A β-casomorfina 7 (BCM7) no lúmen não é bem digerida pela enzima dipeptidil-peptidase-4 (DDP4) e atinge a corrente sanguínea devido a alterações na integridade do epitélio intestinal.

Impacto na permeabilidade intestinal ("leaky gut")

A BCM-7 pode aumentar a permeabilidade intestinal, permitindo que mais substâncias passem para a corrente sanguínea. Isso pode influenciar processos inflamatórios e afetar o cérebro. Uma permeabilidade intestinal alterada está ligada a doenças neurológicas e inflamatórias.

As claudinas 2, 10 e 15 (CLDN2, CLDN10 e CLDN15) estão mais abertas após consumo de leite A1. Estas proteínas desempenham um papel na estrutura e função das junções de oclusão (tight junctions) entre as células do epitélio intestinal.
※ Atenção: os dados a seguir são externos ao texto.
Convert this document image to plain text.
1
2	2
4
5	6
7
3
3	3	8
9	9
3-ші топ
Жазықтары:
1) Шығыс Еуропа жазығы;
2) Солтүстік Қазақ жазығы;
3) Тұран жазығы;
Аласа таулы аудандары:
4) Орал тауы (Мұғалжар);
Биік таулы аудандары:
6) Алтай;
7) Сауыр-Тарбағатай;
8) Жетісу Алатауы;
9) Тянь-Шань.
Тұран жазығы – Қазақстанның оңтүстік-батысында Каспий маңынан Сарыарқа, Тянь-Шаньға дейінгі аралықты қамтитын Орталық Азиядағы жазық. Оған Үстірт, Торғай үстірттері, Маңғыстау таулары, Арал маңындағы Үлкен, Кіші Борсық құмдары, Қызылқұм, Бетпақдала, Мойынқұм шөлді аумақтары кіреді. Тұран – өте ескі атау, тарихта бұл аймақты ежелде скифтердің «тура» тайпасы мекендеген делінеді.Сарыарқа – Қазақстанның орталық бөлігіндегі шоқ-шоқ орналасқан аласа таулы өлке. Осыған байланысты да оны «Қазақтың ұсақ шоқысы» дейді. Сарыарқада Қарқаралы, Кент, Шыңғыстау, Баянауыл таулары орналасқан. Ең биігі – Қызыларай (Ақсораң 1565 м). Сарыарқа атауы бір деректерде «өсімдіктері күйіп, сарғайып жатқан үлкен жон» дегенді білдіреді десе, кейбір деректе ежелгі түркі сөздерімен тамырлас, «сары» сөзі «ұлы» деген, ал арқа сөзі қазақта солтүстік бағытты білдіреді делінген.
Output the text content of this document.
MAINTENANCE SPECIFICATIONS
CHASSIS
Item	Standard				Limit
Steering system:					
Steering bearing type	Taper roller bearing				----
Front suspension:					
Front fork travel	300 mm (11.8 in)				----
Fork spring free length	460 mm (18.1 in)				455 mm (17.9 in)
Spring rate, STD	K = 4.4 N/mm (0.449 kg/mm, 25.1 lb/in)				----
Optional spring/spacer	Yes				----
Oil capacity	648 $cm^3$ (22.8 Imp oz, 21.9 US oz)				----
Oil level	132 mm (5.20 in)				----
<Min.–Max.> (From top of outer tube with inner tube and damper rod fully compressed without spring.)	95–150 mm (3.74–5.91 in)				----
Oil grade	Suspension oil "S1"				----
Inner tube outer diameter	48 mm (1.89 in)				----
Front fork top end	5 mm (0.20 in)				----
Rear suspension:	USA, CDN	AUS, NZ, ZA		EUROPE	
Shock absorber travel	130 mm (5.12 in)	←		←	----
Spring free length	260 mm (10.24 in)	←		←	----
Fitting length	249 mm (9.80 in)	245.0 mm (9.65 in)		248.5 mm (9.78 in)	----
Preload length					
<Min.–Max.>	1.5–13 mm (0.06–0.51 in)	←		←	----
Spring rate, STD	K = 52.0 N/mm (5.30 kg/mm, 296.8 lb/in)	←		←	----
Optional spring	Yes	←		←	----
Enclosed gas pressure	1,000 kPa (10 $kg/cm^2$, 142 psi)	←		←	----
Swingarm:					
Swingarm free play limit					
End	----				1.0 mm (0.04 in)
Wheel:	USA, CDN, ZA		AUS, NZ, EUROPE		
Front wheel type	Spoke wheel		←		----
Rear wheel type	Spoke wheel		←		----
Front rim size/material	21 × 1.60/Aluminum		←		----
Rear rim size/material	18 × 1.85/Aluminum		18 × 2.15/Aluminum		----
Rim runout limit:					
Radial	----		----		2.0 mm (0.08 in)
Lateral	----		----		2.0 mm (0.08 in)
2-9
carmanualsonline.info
Quando ficam mais abertas (mais porosas) a permeabilidade intestinal aumenta.

Efeito opioide no sistema nervoso

Com o aumento da permeabilidade a BCM-7 pode cair na corrente sanguínea e atravessar a barreira hematoencefálica, ligando-se a receptores opioides no cérebro. Isso pode estar associado a efeitos neurológicos, como alteração do humor e do comportamento.

Há estudos que sugerem uma relação entre BCM-7 e distúrbios neurológicos, como autismo e esquizofrenia, embora os dados ainda sejam inconclusivos. Também pode ocorrer deterioração da mielinização.

Efeito pró-inflamatório

A BCM-7 pode desencadear uma resposta inflamatória no intestino, ativando o sistema imunológico e potencialmente influenciando processos neuroinflamatórios e neurotóxicos.

Algumas crianças com autismo podem ter maior permeabilidade intestinal ("leaky gut"), o que permitiria uma maior absorção de BCM-7.

Leite A1 vs. Leite A2

Devido a preocupações sobre os efeitos da BCM-7, tem crescido o interesse pelo leite A2, que contém apenas beta-caseína A2 e não gera BCM-7 durante a digestão. Algumas pesquisas indicam que o leite A2 (proveniente de vacas que produzem apenas beta-caseína A2, como a raça Jersey e Guernsey), assim como leite de cabra ou ovelha (que não contém beta-caseína A1) podem ser melhor tolerados por pessoas com desconforto digestivo relacionado ao consumo de leite. Outras alternativas são os leites vegetais (amêndoa, coco, aveia, etc.).